Sarepta Therapeutics has confirmed a third patient death linked to its gene therapy programs, this time involving a 51-year-old man who died in June from acute liver failure after receiving the investigational therapy SRP-9004 for limb-girdle muscular dystrophy (LGMD).
The company confirmed the death to BioSpace and it was widely reported on Friday morning. Sarepta shares were lower by about 25% heading into the cash open.
Like Elevidys—Sarepta’s approved Duchenne muscular dystrophy gene therapy—SRP-9004 uses an adeno-associated virus (AAV) vector, which the company has previously associated with fatal liver complications.
The death, which went unmentioned during Sarepta’s corporate restructuring update earlier this week, has drawn scrutiny from analysts.
“We think the LGMD patient death could amplify patient hesitancy to use commercial Elevidys and increase investor distrust since the company did not disclose the event on its call,” William Blair noted Friday.
A Sarepta spokesperson responded to the omission, saying, “The event had already been communicated to regulators and investigators in an appropriate and timely manner. We have also transparently disclosed this tragic event to the community with whom we have partnered closely throughout the development process.”
The spokesperson also expressed sympathy, stating: “While we do everything possible to ensure patient safety, there is inherent risk in clinical trials. Our deepest condolences go to the family and all those involved in his care.”
The incident adds to mounting safety concerns for Sarepta. Earlier this year, two patients treated with Elevidys also died from acute liver failure, prompting the company to strengthen its risk mitigation strategies. In recent weeks, Sarepta added a boxed warning to Elevidys for liver injury and halted shipments for non-ambulatory patients. It also convened an independent expert panel to review a revised immunosuppressive regimen.
The revelation follows Sarepta’s announcement Wednesday that it will lay off roughly 500 employees—36% of its workforce—and shift focus away from gene therapies in favor of siRNA programs, aiming to save $420 million. Development of SRP-9004 and most other LGMD gene therapies will be halted, with SRP-9003 the only LGMD program moving forward toward a planned FDA submission later this year.
Shares surged 20% on news of the restructuring on Wednesday, but then fell 27% Friday after the death was reported.
BMO Capital Markets had previously commented that the only significant risk remaining was “the death of a third Elevidys patient.”
Multiple biotech analysts and traders online, including STAT's Adam Feuerstein, have pointed out that when CEO Doug Ingram was asked if safety played any role in the decision to cut the Limb-Girdle gene therapy programs on Wednesday, he avoided the question...and what appears to also be the answer.
Other analyst reactions to the recent patient death associated with Sarepta Therapeutics' gene therapy programs have been notably cautious and concerned.
William Blair analyst Sami Corwin, who maintains a Market Perform rating on the stock, called the patient death “unfortunate and concerning,” especially given it occurred in one of Sarepta’s other gene therapy programs.
Corwin noted that although development of the SRP-9004 program has been discontinued, the incident could lead to increased scrutiny of SRP-9003’s safety profile ahead of its biologics license application (BLA) submission.

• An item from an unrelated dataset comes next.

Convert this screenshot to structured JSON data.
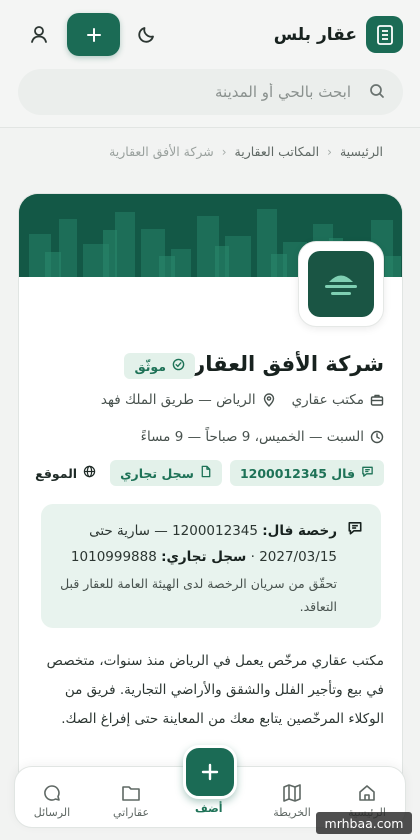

If approved, this heightened safety focus could potentially weigh on commercial interest.
Moreover, Corwin warned that the death may amplify patient hesitancy toward the use of Sarepta's already-approved gene therapy, Elevidys, and could fuel investor distrust—particularly given that the company did not disclose this third death in its business update earlier in the week.

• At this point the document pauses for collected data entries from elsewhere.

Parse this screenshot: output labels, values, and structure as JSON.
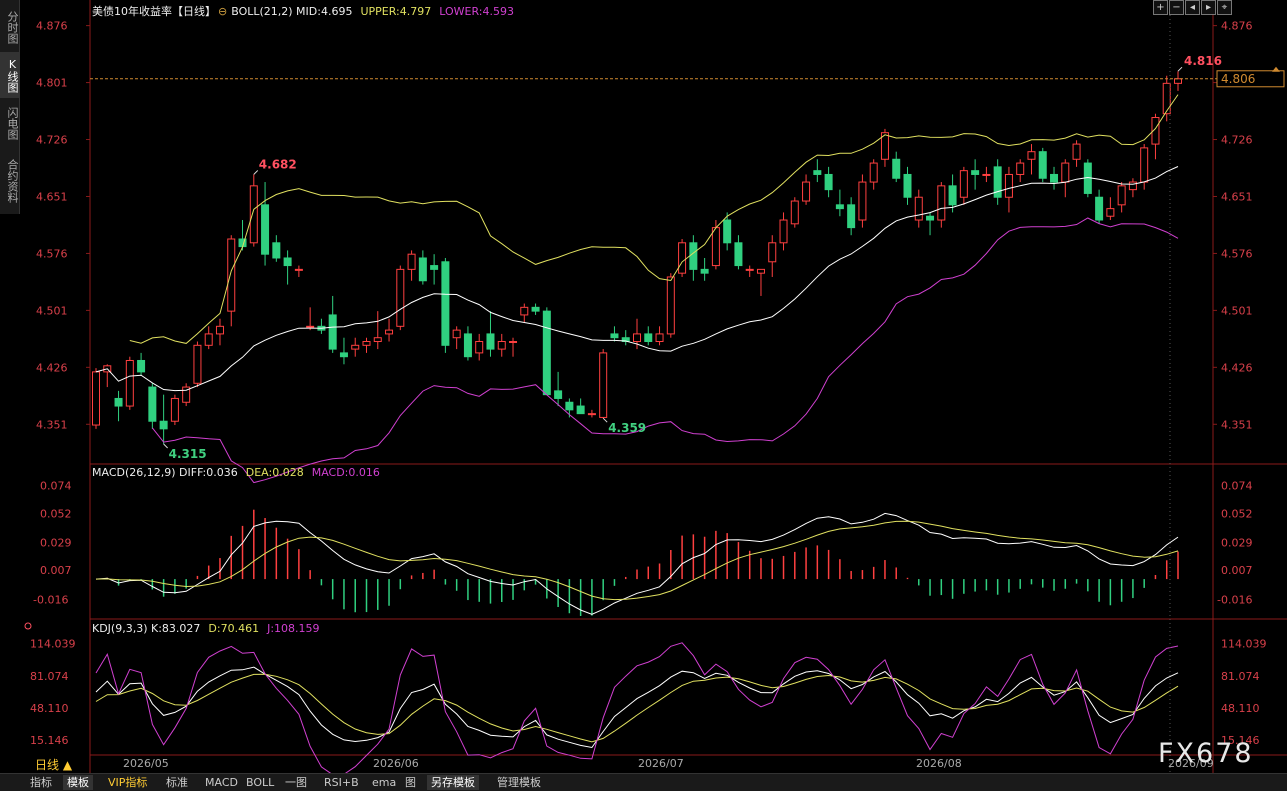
{
  "left_tabs": [
    "分时图",
    "K线图",
    "闪电图",
    "合约资料"
  ],
  "main_legend": {
    "title": "美债10年收益率【日线】",
    "boll": "BOLL(21,2) MID:4.695",
    "upper": "UPPER:4.797",
    "lower": "LOWER:4.593"
  },
  "macd_legend": {
    "name": "MACD(26,12,9) DIFF:0.036",
    "dea": "DEA:0.028",
    "macd": "MACD:0.016"
  },
  "kdj_legend": {
    "name": "KDJ(9,3,3) K:83.027",
    "d": "D:70.461",
    "j": "J:108.159"
  },
  "price_ticks": [
    "4.876",
    "4.801",
    "4.726",
    "4.651",
    "4.576",
    "4.501",
    "4.426",
    "4.351"
  ],
  "macd_ticks": [
    "0.074",
    "0.052",
    "0.029",
    "0.007",
    "-0.016"
  ],
  "kdj_ticks": [
    "114.039",
    "81.074",
    "48.110",
    "15.146"
  ],
  "annotations": {
    "high1": "4.682",
    "low1": "4.315",
    "low2": "4.359",
    "last_high": "4.816",
    "last_price": "4.806"
  },
  "dates": [
    "2026/05",
    "2026/06",
    "2026/07",
    "2026/08",
    "2026/09"
  ],
  "period": "日线 ▲",
  "bottom_tabs": [
    "指标",
    "模板",
    "VIP指标",
    "标准",
    "MACD",
    "BOLL",
    "一图",
    "RSI+B",
    "ema",
    "图",
    "另存模板",
    "管理模板"
  ],
  "watermark": "FX678",
  "colors": {
    "up": "#ff4040",
    "down": "#30d080",
    "mid": "#ffffff",
    "upper": "#e0e060",
    "lower": "#d040d0"
  },
  "chart_data": {
    "type": "candlestick",
    "series_ohlc": [
      [
        4.35,
        4.425,
        4.345,
        4.42
      ],
      [
        4.42,
        4.43,
        4.4,
        4.428
      ],
      [
        4.385,
        4.395,
        4.355,
        4.375
      ],
      [
        4.375,
        4.44,
        4.37,
        4.435
      ],
      [
        4.435,
        4.445,
        4.415,
        4.42
      ],
      [
        4.4,
        4.405,
        4.345,
        4.355
      ],
      [
        4.355,
        4.39,
        4.325,
        4.345
      ],
      [
        4.355,
        4.39,
        4.35,
        4.385
      ],
      [
        4.38,
        4.405,
        4.375,
        4.4
      ],
      [
        4.405,
        4.46,
        4.4,
        4.455
      ],
      [
        4.455,
        4.48,
        4.45,
        4.47
      ],
      [
        4.47,
        4.49,
        4.455,
        4.48
      ],
      [
        4.5,
        4.6,
        4.48,
        4.595
      ],
      [
        4.595,
        4.62,
        4.58,
        4.585
      ],
      [
        4.59,
        4.68,
        4.585,
        4.665
      ],
      [
        4.64,
        4.67,
        4.56,
        4.575
      ],
      [
        4.59,
        4.6,
        4.565,
        4.57
      ],
      [
        4.57,
        4.58,
        4.535,
        4.56
      ],
      [
        4.555,
        4.56,
        4.545,
        4.555
      ],
      [
        4.48,
        4.505,
        4.475,
        4.48
      ],
      [
        4.48,
        4.49,
        4.47,
        4.475
      ],
      [
        4.495,
        4.52,
        4.445,
        4.45
      ],
      [
        4.445,
        4.465,
        4.43,
        4.44
      ],
      [
        4.45,
        4.465,
        4.44,
        4.455
      ],
      [
        4.455,
        4.465,
        4.445,
        4.46
      ],
      [
        4.46,
        4.5,
        4.45,
        4.465
      ],
      [
        4.47,
        4.49,
        4.46,
        4.475
      ],
      [
        4.48,
        4.56,
        4.475,
        4.555
      ],
      [
        4.555,
        4.58,
        4.54,
        4.575
      ],
      [
        4.57,
        4.58,
        4.535,
        4.54
      ],
      [
        4.56,
        4.575,
        4.535,
        4.555
      ],
      [
        4.565,
        4.57,
        4.445,
        4.455
      ],
      [
        4.465,
        4.48,
        4.45,
        4.475
      ],
      [
        4.47,
        4.48,
        4.435,
        4.44
      ],
      [
        4.445,
        4.47,
        4.435,
        4.46
      ],
      [
        4.47,
        4.5,
        4.44,
        4.45
      ],
      [
        4.45,
        4.47,
        4.44,
        4.46
      ],
      [
        4.46,
        4.465,
        4.44,
        4.46
      ],
      [
        4.495,
        4.51,
        4.485,
        4.505
      ],
      [
        4.505,
        4.51,
        4.495,
        4.5
      ],
      [
        4.5,
        4.505,
        4.4,
        4.39
      ],
      [
        4.395,
        4.42,
        4.375,
        4.385
      ],
      [
        4.38,
        4.385,
        4.36,
        4.37
      ],
      [
        4.375,
        4.385,
        4.365,
        4.365
      ],
      [
        4.365,
        4.37,
        4.36,
        4.365
      ],
      [
        4.36,
        4.45,
        4.359,
        4.445
      ],
      [
        4.47,
        4.48,
        4.46,
        4.465
      ],
      [
        4.465,
        4.475,
        4.455,
        4.46
      ],
      [
        4.46,
        4.49,
        4.45,
        4.47
      ],
      [
        4.47,
        4.48,
        4.455,
        4.46
      ],
      [
        4.46,
        4.48,
        4.455,
        4.47
      ],
      [
        4.47,
        4.55,
        4.465,
        4.545
      ],
      [
        4.55,
        4.595,
        4.545,
        4.59
      ],
      [
        4.59,
        4.6,
        4.54,
        4.555
      ],
      [
        4.555,
        4.57,
        4.54,
        4.55
      ],
      [
        4.56,
        4.62,
        4.555,
        4.61
      ],
      [
        4.62,
        4.63,
        4.58,
        4.59
      ],
      [
        4.59,
        4.6,
        4.555,
        4.56
      ],
      [
        4.555,
        4.56,
        4.545,
        4.555
      ],
      [
        4.55,
        4.555,
        4.52,
        4.555
      ],
      [
        4.565,
        4.6,
        4.545,
        4.59
      ],
      [
        4.59,
        4.63,
        4.58,
        4.62
      ],
      [
        4.615,
        4.65,
        4.61,
        4.645
      ],
      [
        4.645,
        4.68,
        4.64,
        4.67
      ],
      [
        4.685,
        4.7,
        4.67,
        4.68
      ],
      [
        4.68,
        4.69,
        4.65,
        4.66
      ],
      [
        4.64,
        4.66,
        4.625,
        4.635
      ],
      [
        4.64,
        4.65,
        4.6,
        4.61
      ],
      [
        4.62,
        4.68,
        4.61,
        4.67
      ],
      [
        4.67,
        4.7,
        4.66,
        4.695
      ],
      [
        4.7,
        4.74,
        4.69,
        4.735
      ],
      [
        4.7,
        4.71,
        4.67,
        4.675
      ],
      [
        4.68,
        4.69,
        4.64,
        4.65
      ],
      [
        4.62,
        4.66,
        4.61,
        4.65
      ],
      [
        4.625,
        4.63,
        4.6,
        4.62
      ],
      [
        4.62,
        4.67,
        4.61,
        4.665
      ],
      [
        4.665,
        4.68,
        4.63,
        4.64
      ],
      [
        4.65,
        4.69,
        4.64,
        4.685
      ],
      [
        4.685,
        4.7,
        4.66,
        4.68
      ],
      [
        4.68,
        4.69,
        4.67,
        4.68
      ],
      [
        4.69,
        4.7,
        4.64,
        4.65
      ],
      [
        4.65,
        4.69,
        4.63,
        4.68
      ],
      [
        4.68,
        4.7,
        4.67,
        4.695
      ],
      [
        4.7,
        4.72,
        4.68,
        4.71
      ],
      [
        4.71,
        4.715,
        4.67,
        4.675
      ],
      [
        4.68,
        4.69,
        4.66,
        4.67
      ],
      [
        4.67,
        4.7,
        4.65,
        4.695
      ],
      [
        4.7,
        4.725,
        4.69,
        4.72
      ],
      [
        4.695,
        4.7,
        4.65,
        4.655
      ],
      [
        4.65,
        4.66,
        4.615,
        4.62
      ],
      [
        4.625,
        4.65,
        4.62,
        4.635
      ],
      [
        4.64,
        4.67,
        4.63,
        4.665
      ],
      [
        4.66,
        4.675,
        4.65,
        4.67
      ],
      [
        4.67,
        4.72,
        4.66,
        4.715
      ],
      [
        4.72,
        4.76,
        4.7,
        4.755
      ],
      [
        4.76,
        4.81,
        4.75,
        4.8
      ],
      [
        4.8,
        4.816,
        4.79,
        4.806
      ]
    ],
    "ylim": [
      4.3,
      4.89
    ],
    "macd_ylim": [
      -0.03,
      0.08
    ],
    "kdj_ylim": [
      0,
      125
    ]
  }
}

Leerink Partners analyst Joseph P. Schwartz, who holds an Outperform rating, focused on the implications for management credibility and market perception. Schwartz emphasized that SRP-9004 is engineered using the same AAVrh.74 vector as Elevidys, underlining the relevance of safety concerns to Sarepta’s commercial pipeline.
He stated that management was allegedly aware of the patient death during their recent restructuring conference call, suggesting that withholding this information could erode any remaining goodwill with investors. Schwartz added a broader commentary on the investment thesis, noting: “Fundamentally, we believe there can be a distinction between a good company and a good stock,” and clarified that his current view is now “driven purely by expected cash flows.”